Regina hanya menghela napas pelan, namun senyumnya tak luntur. Ia memilih membungkam, tak ingin menyulut api.

"Sudah, sudah. Regina ini memang anak baik, Mira, Sandra. Kalian ini ada-ada saja. Regina, Nak, sini istirahat dulu. Biar Ibu saja yang lanjut," Ibu Mertua muncul dari dapur membawa nampan berisi teh hangat. Tatapannya yang semula lembut kini berubah tajam, bak elang melindungi anaknya.

Regina dengan cepat mengambil alih nampan dari tangan Ibu Mertua. "Tidak apa-apa, Bu. Biar Regina saja. Ibu kan sudah capek seharian memasak dan menyiapkan segalanya."

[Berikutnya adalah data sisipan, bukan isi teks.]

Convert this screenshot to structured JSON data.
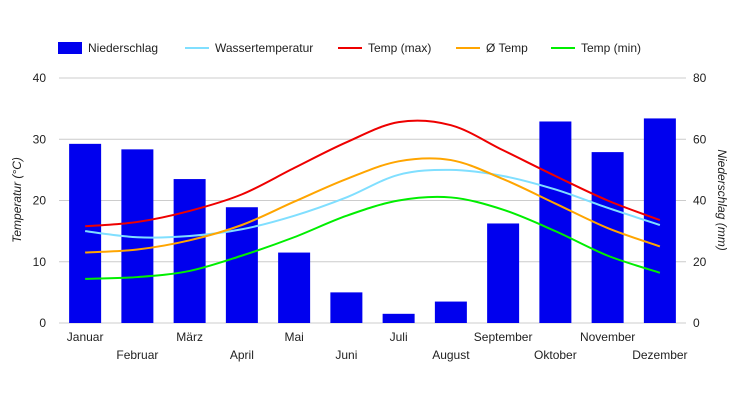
{
  "chart_data": {
    "type": "bar",
    "categories": [
      "Januar",
      "Februar",
      "März",
      "April",
      "Mai",
      "Juni",
      "Juli",
      "August",
      "September",
      "Oktober",
      "November",
      "Dezember"
    ],
    "series": [
      {
        "name": "Niederschlag",
        "kind": "bar",
        "axis": "right",
        "color": "#0000ee",
        "values": [
          58.5,
          56.7,
          47,
          37.8,
          23,
          10,
          3,
          7,
          32.5,
          65.8,
          55.8,
          66.8
        ]
      },
      {
        "name": "Wassertemperatur",
        "kind": "line",
        "axis": "left",
        "color": "#80dfff",
        "values": [
          15,
          14,
          14.2,
          15.3,
          17.5,
          20.5,
          24.2,
          25,
          24,
          21.8,
          18.8,
          16
        ]
      },
      {
        "name": "Temp (max)",
        "kind": "line",
        "axis": "left",
        "color": "#ee0000",
        "values": [
          15.8,
          16.5,
          18.3,
          21,
          25.3,
          29.5,
          32.8,
          32.3,
          28.2,
          24,
          20,
          16.8
        ]
      },
      {
        "name": "Ø Temp",
        "kind": "line",
        "axis": "left",
        "color": "#ffa500",
        "values": [
          11.5,
          12,
          13.5,
          16,
          19.8,
          23.5,
          26.4,
          26.6,
          23.5,
          19.5,
          15.5,
          12.5
        ]
      },
      {
        "name": "Temp (min)",
        "kind": "line",
        "axis": "left",
        "color": "#00ee00",
        "values": [
          7.2,
          7.5,
          8.5,
          11,
          14,
          17.5,
          20,
          20.5,
          18.5,
          15,
          11,
          8.2
        ]
      }
    ],
    "ylabel": "Temperatur (°C)",
    "y2label": "Niederschlag (mm)",
    "ylim": [
      0,
      40
    ],
    "y2lim": [
      0,
      80
    ],
    "yticks": [
      "0",
      "10",
      "20",
      "30",
      "40"
    ],
    "y2ticks": [
      "0",
      "20",
      "40",
      "60",
      "80"
    ],
    "grid": true,
    "legend_position": "top"
  }
}
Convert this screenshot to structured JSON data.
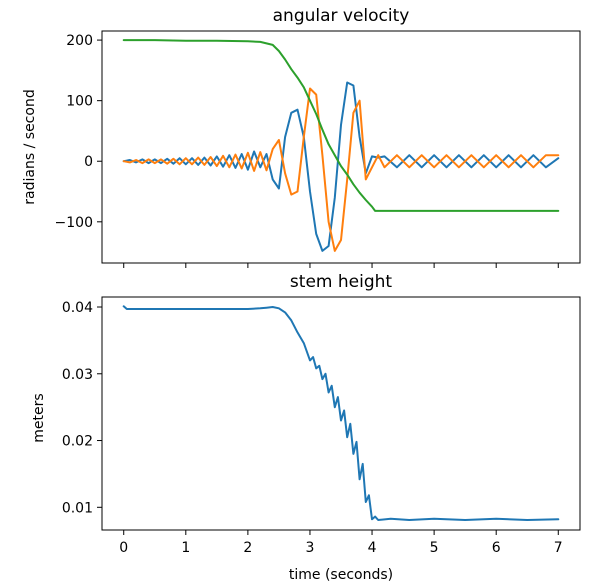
{
  "chart_data": [
    {
      "type": "line",
      "title": "angular velocity",
      "xlabel": "",
      "ylabel": "radians / second",
      "xlim": [
        -0.35,
        7.35
      ],
      "ylim": [
        -168,
        215
      ],
      "xticks": [
        0,
        1,
        2,
        3,
        4,
        5,
        6,
        7
      ],
      "show_xtick_labels": false,
      "yticks": [
        -100,
        0,
        100,
        200
      ],
      "ytick_labels": [
        "−100",
        "0",
        "100",
        "200"
      ],
      "grid": false,
      "legend": "none",
      "series": [
        {
          "color": "#1f77b4",
          "x": [
            0,
            0.1,
            0.2,
            0.3,
            0.4,
            0.5,
            0.6,
            0.7,
            0.8,
            0.9,
            1.0,
            1.1,
            1.2,
            1.3,
            1.4,
            1.5,
            1.6,
            1.7,
            1.8,
            1.9,
            2.0,
            2.1,
            2.2,
            2.3,
            2.4,
            2.5,
            2.6,
            2.7,
            2.8,
            2.9,
            3.0,
            3.1,
            3.2,
            3.3,
            3.4,
            3.5,
            3.6,
            3.7,
            3.8,
            3.9,
            4.0,
            4.1,
            4.2,
            4.4,
            4.6,
            4.8,
            5.0,
            5.2,
            5.4,
            5.6,
            5.8,
            6.0,
            6.2,
            6.4,
            6.6,
            6.8,
            7.0
          ],
          "y": [
            0,
            2,
            -2,
            3,
            -3,
            3,
            -3,
            4,
            -4,
            5,
            -5,
            5,
            -6,
            6,
            -7,
            8,
            -9,
            10,
            -11,
            12,
            -14,
            16,
            -10,
            12,
            -30,
            -45,
            40,
            80,
            85,
            40,
            -50,
            -120,
            -148,
            -140,
            -60,
            60,
            130,
            125,
            40,
            -20,
            8,
            6,
            8,
            -10,
            10,
            -10,
            10,
            -10,
            10,
            -10,
            10,
            -10,
            10,
            -10,
            10,
            -10,
            5
          ]
        },
        {
          "color": "#ff7f0e",
          "x": [
            0,
            0.1,
            0.2,
            0.3,
            0.4,
            0.5,
            0.6,
            0.7,
            0.8,
            0.9,
            1.0,
            1.1,
            1.2,
            1.3,
            1.4,
            1.5,
            1.6,
            1.7,
            1.8,
            1.9,
            2.0,
            2.1,
            2.2,
            2.3,
            2.4,
            2.5,
            2.6,
            2.7,
            2.8,
            2.9,
            3.0,
            3.1,
            3.2,
            3.3,
            3.4,
            3.5,
            3.6,
            3.7,
            3.8,
            3.9,
            4.0,
            4.1,
            4.2,
            4.4,
            4.6,
            4.8,
            5.0,
            5.2,
            5.4,
            5.6,
            5.8,
            6.0,
            6.2,
            6.4,
            6.6,
            6.8,
            7.0
          ],
          "y": [
            0,
            -2,
            2,
            -3,
            3,
            -3,
            3,
            -4,
            4,
            -5,
            5,
            -5,
            6,
            -6,
            7,
            -8,
            9,
            -10,
            11,
            -12,
            14,
            -16,
            15,
            -15,
            20,
            35,
            -20,
            -55,
            -50,
            40,
            120,
            110,
            10,
            -100,
            -148,
            -130,
            -30,
            80,
            100,
            -30,
            -10,
            10,
            -10,
            10,
            -10,
            10,
            -10,
            10,
            -10,
            10,
            -10,
            10,
            -10,
            10,
            -10,
            10,
            10
          ]
        },
        {
          "color": "#2ca02c",
          "x": [
            0,
            0.5,
            1.0,
            1.5,
            2.0,
            2.2,
            2.4,
            2.5,
            2.6,
            2.7,
            2.8,
            2.9,
            3.0,
            3.1,
            3.2,
            3.3,
            3.4,
            3.5,
            3.6,
            3.7,
            3.8,
            3.9,
            4.0,
            4.05,
            4.1,
            4.5,
            5.0,
            6.0,
            7.0
          ],
          "y": [
            200,
            200,
            199,
            199,
            198,
            197,
            192,
            182,
            168,
            152,
            138,
            122,
            100,
            78,
            52,
            28,
            10,
            -8,
            -22,
            -38,
            -52,
            -64,
            -75,
            -82,
            -82,
            -82,
            -82,
            -82,
            -82
          ]
        }
      ]
    },
    {
      "type": "line",
      "title": "stem height",
      "xlabel": "time (seconds)",
      "ylabel": "meters",
      "xlim": [
        -0.35,
        7.35
      ],
      "ylim": [
        0.0066,
        0.0415
      ],
      "xticks": [
        0,
        1,
        2,
        3,
        4,
        5,
        6,
        7
      ],
      "show_xtick_labels": true,
      "yticks": [
        0.01,
        0.02,
        0.03,
        0.04
      ],
      "ytick_labels": [
        "0.01",
        "0.02",
        "0.03",
        "0.04"
      ],
      "grid": false,
      "legend": "none",
      "series": [
        {
          "color": "#1f77b4",
          "x": [
            0,
            0.05,
            0.2,
            0.5,
            1.0,
            1.5,
            2.0,
            2.2,
            2.3,
            2.4,
            2.5,
            2.6,
            2.7,
            2.8,
            2.9,
            3.0,
            3.05,
            3.1,
            3.15,
            3.2,
            3.25,
            3.3,
            3.35,
            3.4,
            3.45,
            3.5,
            3.55,
            3.6,
            3.65,
            3.7,
            3.75,
            3.8,
            3.85,
            3.9,
            3.95,
            4.0,
            4.05,
            4.1,
            4.3,
            4.6,
            5.0,
            5.5,
            6.0,
            6.5,
            7.0
          ],
          "y": [
            0.0401,
            0.0397,
            0.0397,
            0.0397,
            0.0397,
            0.0397,
            0.0397,
            0.0398,
            0.0399,
            0.04,
            0.0398,
            0.0392,
            0.038,
            0.0362,
            0.0346,
            0.032,
            0.0325,
            0.0308,
            0.0312,
            0.0292,
            0.03,
            0.0272,
            0.0282,
            0.025,
            0.0265,
            0.023,
            0.0245,
            0.0205,
            0.0225,
            0.018,
            0.0198,
            0.0142,
            0.0165,
            0.0108,
            0.0118,
            0.0082,
            0.0086,
            0.0081,
            0.0083,
            0.0081,
            0.0083,
            0.0081,
            0.0083,
            0.0081,
            0.0082
          ]
        }
      ]
    }
  ]
}
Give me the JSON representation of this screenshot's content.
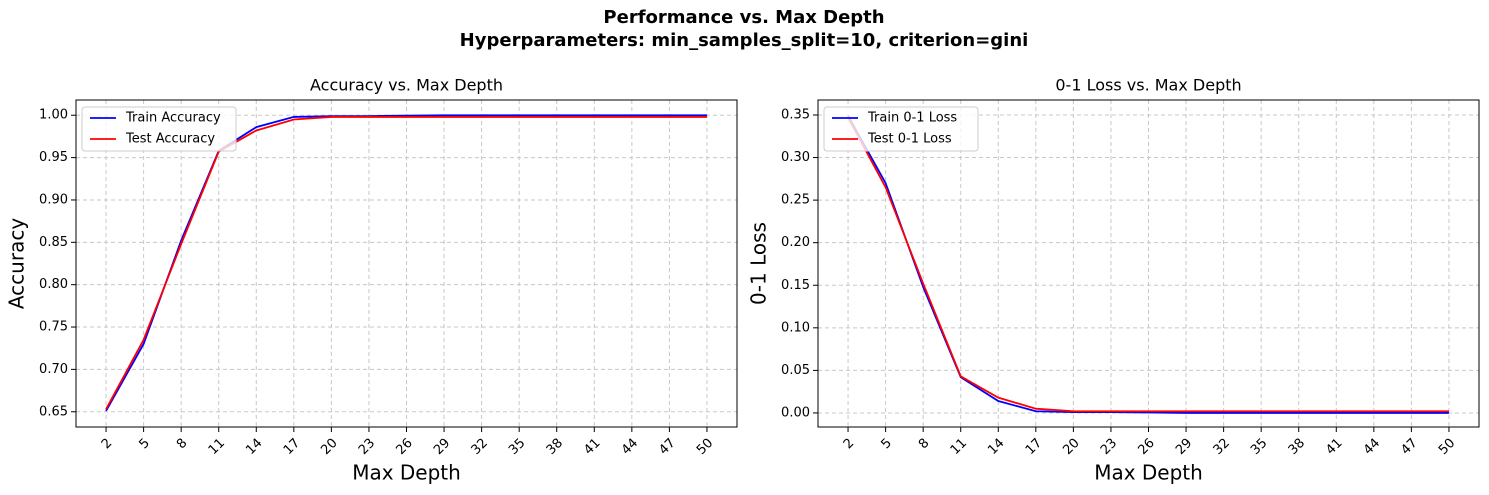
{
  "title": [
    "Performance vs. Max Depth",
    "Hyperparameters: min_samples_split=10, criterion=gini"
  ],
  "chart_data": [
    {
      "type": "line",
      "title": "Accuracy vs. Max Depth",
      "xlabel": "Max Depth",
      "ylabel": "Accuracy",
      "x": [
        2,
        5,
        8,
        11,
        14,
        17,
        20,
        23,
        26,
        29,
        32,
        35,
        38,
        41,
        44,
        47,
        50
      ],
      "series": [
        {
          "name": "Train Accuracy",
          "color": "#0000ff",
          "values": [
            0.651,
            0.73,
            0.852,
            0.958,
            0.986,
            0.998,
            0.999,
            0.999,
            0.9995,
            1.0,
            1.0,
            1.0,
            1.0,
            1.0,
            1.0,
            1.0,
            1.0
          ]
        },
        {
          "name": "Test Accuracy",
          "color": "#ff0000",
          "values": [
            0.653,
            0.735,
            0.848,
            0.957,
            0.982,
            0.995,
            0.998,
            0.998,
            0.998,
            0.998,
            0.998,
            0.998,
            0.998,
            0.998,
            0.998,
            0.998,
            0.998
          ]
        }
      ],
      "xlim": [
        -0.4,
        52.4
      ],
      "xticks": [
        2,
        5,
        8,
        11,
        14,
        17,
        20,
        23,
        26,
        29,
        32,
        35,
        38,
        41,
        44,
        47,
        50
      ],
      "ylim": [
        0.632,
        1.018
      ],
      "yticks": [
        0.65,
        {
          "value": 0.7,
          "label": "0.70"
        },
        0.75,
        {
          "value": 0.8,
          "label": "0.80"
        },
        0.85,
        {
          "value": 0.9,
          "label": "0.90"
        },
        0.95,
        {
          "value": 1.0,
          "label": "1.00"
        }
      ],
      "grid": true,
      "legend": "upper-left"
    },
    {
      "type": "line",
      "title": "0-1 Loss vs. Max Depth",
      "xlabel": "Max Depth",
      "ylabel": "0-1 Loss",
      "x": [
        2,
        5,
        8,
        11,
        14,
        17,
        20,
        23,
        26,
        29,
        32,
        35,
        38,
        41,
        44,
        47,
        50
      ],
      "series": [
        {
          "name": "Train 0-1 Loss",
          "color": "#0000ff",
          "values": [
            0.349,
            0.27,
            0.148,
            0.042,
            0.014,
            0.002,
            0.001,
            0.001,
            0.0005,
            0.0,
            0.0,
            0.0,
            0.0,
            0.0,
            0.0,
            0.0,
            0.0
          ]
        },
        {
          "name": "Test 0-1 Loss",
          "color": "#ff0000",
          "values": [
            0.347,
            0.265,
            0.152,
            0.043,
            0.018,
            0.005,
            0.002,
            0.002,
            0.002,
            0.002,
            0.002,
            0.002,
            0.002,
            0.002,
            0.002,
            0.002,
            0.002
          ]
        }
      ],
      "xlim": [
        -0.4,
        52.4
      ],
      "xticks": [
        2,
        5,
        8,
        11,
        14,
        17,
        20,
        23,
        26,
        29,
        32,
        35,
        38,
        41,
        44,
        47,
        50
      ],
      "ylim": [
        -0.0165,
        0.3676
      ],
      "yticks": [
        {
          "value": 0,
          "label": "0.00"
        },
        0.05,
        {
          "value": 0.1,
          "label": "0.10"
        },
        0.15,
        {
          "value": 0.2,
          "label": "0.20"
        },
        0.25,
        {
          "value": 0.3,
          "label": "0.30"
        },
        0.35
      ],
      "grid": true,
      "legend": "upper-left"
    }
  ]
}
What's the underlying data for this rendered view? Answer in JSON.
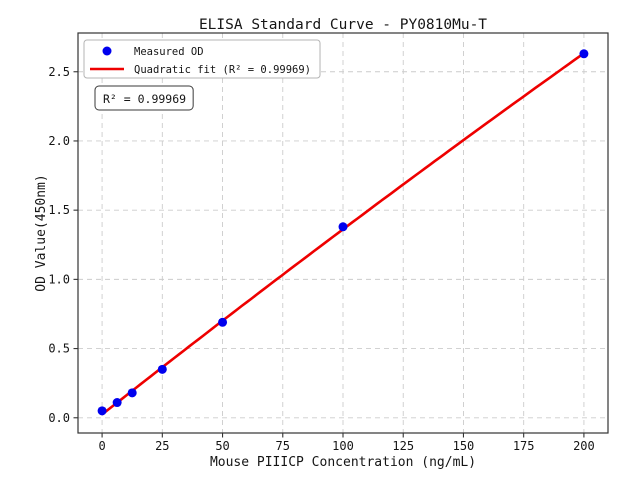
{
  "chart_data": {
    "type": "scatter",
    "title": "ELISA Standard Curve - PY0810Mu-T",
    "xlabel": "Mouse PIIICP Concentration (ng/mL)",
    "ylabel": "OD Value(450nm)",
    "xlim": [
      -10,
      210
    ],
    "ylim": [
      -0.11,
      2.78
    ],
    "x_ticks": [
      0,
      25,
      50,
      75,
      100,
      125,
      150,
      175,
      200
    ],
    "y_ticks": [
      0.0,
      0.5,
      1.0,
      1.5,
      2.0,
      2.5
    ],
    "grid": true,
    "legend_position": "upper-left",
    "annotation": "R² = 0.99969",
    "r_squared": 0.99969,
    "series": [
      {
        "name": "Measured OD",
        "type": "scatter",
        "color": "#0000ee",
        "x": [
          0,
          6.25,
          12.5,
          25,
          50,
          100,
          200
        ],
        "y": [
          0.05,
          0.11,
          0.18,
          0.35,
          0.69,
          1.38,
          2.63
        ]
      },
      {
        "name": "Quadratic fit (R² = 0.99969)",
        "type": "line",
        "color": "#ee0000",
        "fit": "quadratic",
        "fit_of_series": 0,
        "x_range": [
          0,
          200
        ]
      }
    ],
    "colors": {
      "grid": "#cccccc",
      "frame": "#333333",
      "tick": "#333333",
      "scatter": "#0000ee",
      "fit_line": "#ee0000"
    }
  }
}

"Tidak apa-apa, Nak, ayo duduk," ucap Bu Nani, sang ibu mertua, mengiring Regina ke sofa, di mana kedua menantunya yang lain sudah menunggu dengan tatapan menilai.

Mira adalah istri Indra, anak pertama Bu Nani. Indra bekerja sebagai supervisor di sebuah CV elektronik. Mira sendiri berprofesi sebagai marketing kendaraan bermotor, menjual mimpi kemewahan pada setiap konsumennya.

Sandra adalah istri Bagas, anak kedua Bu Nani. Bagas bekerja di salah satu minimarket berlogo merah, biru, dan kuning. Sandra, anak seorang lurah di kota B, kota tetangga tempat tinggal Bu Nani, memilih bersantai di rumah, menikmati limpahan rezeki dari sang suami. Baginya, hidup adalah panggung dan ia adalah primadonanya.

Regina adalah istri Bima, anak ketiga Bu Nani. Bima hanyalah lulusan SMK, berbeda dengan kedua kakaknya yang sempat mencicipi bangku kuliah meski tak sampai selesai karena terbentur biaya. Bima, menyadari keterbatasan sang Ibu, memilih mengubur mimpinya dan langsung bekerja. Bahkan, selama bersekolah di sekolah menengah kejuruan, ia mampu membiayai sekolahnya sendiri.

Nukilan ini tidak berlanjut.